Professor Brendan Kelly made the comment as a new report into mental health in Europe is released.

Image: Man via Shutterstock

THE UPHEAVAL IN the health service and the impact of austerity have both slowed the implementation of Ireland’s mental health policy.

That’s according to a new, first-of-its-kind report commissioned by Janssen which assesses the degree of commitment in 30 European countries (EU28 plus Switzerland and Norway) to integrate people with mental illness into their communities.

Germany came out top, followed by the United Kingdom and Denmark, when it came to integration and mental illnesses.

The report looks at factors such as the environment for those with mental illness, their access to medical help and services, their opportunities, jobs, and efforts to combat stigma.

The White Paper highlights five areas for countries to focus on to improve integration of people with mental health issues.

Mental Health in Ireland

Professor Brendan Kelly, Associate Clinical Professor of Psychiatry, University College Dublin and Mater Misericordiae University Hospital Dublin told TheJournal.ie that in Ireland we have a “very good mental health policy”, A Vision for Change. But he said it had a record of limited implementation.

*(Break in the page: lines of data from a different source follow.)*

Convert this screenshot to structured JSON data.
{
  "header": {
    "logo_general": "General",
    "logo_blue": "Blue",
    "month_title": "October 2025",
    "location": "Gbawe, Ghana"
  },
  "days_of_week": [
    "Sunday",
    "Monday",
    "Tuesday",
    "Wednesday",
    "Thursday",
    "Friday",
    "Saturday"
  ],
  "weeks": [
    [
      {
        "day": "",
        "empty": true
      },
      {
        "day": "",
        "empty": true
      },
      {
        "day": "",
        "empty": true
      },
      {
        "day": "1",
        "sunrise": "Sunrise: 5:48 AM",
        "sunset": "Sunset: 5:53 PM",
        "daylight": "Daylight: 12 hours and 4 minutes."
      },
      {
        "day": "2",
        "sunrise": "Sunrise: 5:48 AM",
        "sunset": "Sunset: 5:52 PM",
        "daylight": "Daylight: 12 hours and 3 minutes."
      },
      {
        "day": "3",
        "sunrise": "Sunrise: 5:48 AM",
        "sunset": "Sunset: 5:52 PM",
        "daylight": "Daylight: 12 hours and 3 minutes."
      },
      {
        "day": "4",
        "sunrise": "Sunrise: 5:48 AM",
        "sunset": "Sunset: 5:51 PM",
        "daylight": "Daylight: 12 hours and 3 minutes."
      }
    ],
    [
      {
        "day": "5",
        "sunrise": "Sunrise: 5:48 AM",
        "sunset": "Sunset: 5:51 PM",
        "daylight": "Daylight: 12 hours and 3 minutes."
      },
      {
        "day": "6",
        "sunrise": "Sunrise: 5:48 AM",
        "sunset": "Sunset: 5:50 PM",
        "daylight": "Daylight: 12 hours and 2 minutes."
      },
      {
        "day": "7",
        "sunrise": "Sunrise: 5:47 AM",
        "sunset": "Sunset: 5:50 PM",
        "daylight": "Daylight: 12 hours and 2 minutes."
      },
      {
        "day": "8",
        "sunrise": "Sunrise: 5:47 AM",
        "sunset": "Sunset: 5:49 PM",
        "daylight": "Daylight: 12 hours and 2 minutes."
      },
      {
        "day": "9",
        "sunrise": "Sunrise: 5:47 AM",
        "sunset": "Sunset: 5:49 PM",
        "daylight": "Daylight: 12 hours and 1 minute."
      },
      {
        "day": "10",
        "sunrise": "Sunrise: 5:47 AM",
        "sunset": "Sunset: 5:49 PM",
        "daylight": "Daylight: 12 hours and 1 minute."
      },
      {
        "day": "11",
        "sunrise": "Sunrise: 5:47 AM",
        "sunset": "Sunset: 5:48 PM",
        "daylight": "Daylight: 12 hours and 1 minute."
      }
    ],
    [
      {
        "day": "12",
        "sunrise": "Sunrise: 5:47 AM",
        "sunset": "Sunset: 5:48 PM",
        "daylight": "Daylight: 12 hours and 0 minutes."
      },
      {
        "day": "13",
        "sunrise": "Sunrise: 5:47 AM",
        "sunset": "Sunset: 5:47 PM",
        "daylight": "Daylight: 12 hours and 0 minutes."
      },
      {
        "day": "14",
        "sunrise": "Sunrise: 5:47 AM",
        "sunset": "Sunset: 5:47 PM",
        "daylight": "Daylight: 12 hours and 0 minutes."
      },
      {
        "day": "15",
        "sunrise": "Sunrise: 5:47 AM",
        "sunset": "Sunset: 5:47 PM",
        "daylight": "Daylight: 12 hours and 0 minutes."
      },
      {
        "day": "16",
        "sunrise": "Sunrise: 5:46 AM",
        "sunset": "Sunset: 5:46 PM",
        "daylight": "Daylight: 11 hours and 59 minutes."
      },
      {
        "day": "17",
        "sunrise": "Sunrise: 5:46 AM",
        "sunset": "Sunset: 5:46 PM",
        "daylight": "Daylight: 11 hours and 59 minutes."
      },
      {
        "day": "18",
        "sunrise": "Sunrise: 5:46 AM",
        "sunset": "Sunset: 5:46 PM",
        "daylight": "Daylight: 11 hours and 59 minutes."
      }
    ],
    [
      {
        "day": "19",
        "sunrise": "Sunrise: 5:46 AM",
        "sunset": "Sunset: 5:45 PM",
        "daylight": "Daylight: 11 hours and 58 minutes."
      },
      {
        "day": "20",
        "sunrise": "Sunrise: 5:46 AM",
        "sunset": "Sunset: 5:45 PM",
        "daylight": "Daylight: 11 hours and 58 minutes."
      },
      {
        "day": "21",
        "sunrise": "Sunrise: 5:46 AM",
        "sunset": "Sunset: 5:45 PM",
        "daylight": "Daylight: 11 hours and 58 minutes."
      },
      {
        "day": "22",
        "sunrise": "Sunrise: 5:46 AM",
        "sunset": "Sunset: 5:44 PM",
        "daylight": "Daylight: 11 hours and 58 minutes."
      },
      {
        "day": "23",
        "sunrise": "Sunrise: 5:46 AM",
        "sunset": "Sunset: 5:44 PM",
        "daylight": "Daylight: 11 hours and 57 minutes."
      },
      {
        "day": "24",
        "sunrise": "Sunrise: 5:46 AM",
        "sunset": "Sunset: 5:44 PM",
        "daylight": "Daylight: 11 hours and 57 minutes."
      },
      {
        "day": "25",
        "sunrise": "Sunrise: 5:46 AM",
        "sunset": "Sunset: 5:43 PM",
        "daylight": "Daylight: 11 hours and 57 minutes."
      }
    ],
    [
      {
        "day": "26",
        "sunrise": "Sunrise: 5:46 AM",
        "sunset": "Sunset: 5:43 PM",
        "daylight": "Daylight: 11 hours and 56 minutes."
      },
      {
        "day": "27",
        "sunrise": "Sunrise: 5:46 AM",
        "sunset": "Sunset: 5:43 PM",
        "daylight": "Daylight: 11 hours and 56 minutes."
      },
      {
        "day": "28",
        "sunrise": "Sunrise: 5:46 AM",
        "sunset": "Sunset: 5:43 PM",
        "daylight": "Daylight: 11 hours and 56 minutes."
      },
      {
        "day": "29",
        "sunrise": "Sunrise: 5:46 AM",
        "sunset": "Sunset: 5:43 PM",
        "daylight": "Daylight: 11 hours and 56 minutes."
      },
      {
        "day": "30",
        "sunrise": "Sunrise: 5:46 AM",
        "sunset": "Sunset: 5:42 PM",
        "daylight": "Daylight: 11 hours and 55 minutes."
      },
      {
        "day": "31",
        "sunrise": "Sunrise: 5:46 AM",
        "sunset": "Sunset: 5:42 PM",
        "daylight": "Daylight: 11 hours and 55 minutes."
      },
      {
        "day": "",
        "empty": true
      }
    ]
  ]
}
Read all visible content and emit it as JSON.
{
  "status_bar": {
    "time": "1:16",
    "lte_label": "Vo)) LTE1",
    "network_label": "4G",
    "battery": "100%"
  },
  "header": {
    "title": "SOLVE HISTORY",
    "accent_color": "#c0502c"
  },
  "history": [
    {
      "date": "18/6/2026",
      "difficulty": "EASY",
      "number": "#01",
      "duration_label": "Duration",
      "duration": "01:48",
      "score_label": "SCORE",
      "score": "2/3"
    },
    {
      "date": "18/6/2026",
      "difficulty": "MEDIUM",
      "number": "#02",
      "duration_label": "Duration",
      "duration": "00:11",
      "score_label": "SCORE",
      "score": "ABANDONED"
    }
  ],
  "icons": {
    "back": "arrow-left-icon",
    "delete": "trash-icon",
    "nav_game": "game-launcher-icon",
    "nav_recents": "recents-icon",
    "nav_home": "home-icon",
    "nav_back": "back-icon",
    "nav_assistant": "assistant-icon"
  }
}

He pointed out that Ireland’s mental health budget makes up 5.3% of its entire health budget, which is a decrease in the past number of years. “The absolute amount has also decreased as well, which is concerning,” he said.

Kelly said that in Ireland, unemployment is now at 11%, but among people with mental illness, the rate is approximately 80%. “There is a huge issue there in terms of the workplace,” he said. “What the report highlights is how to fix this.”

Prof Kelly said that countries that are the most successful with integrating those with mental health issues use a system called ‘place and train’ rather than train and place. that is, people are placed in a job and then supported while in the job.

He said that UK studies have shown that by placing people in jobs and supporting them, every £1 spent on that will save society £1.60.

Other steps could be taken with regard to the stigma around mental illness, he said.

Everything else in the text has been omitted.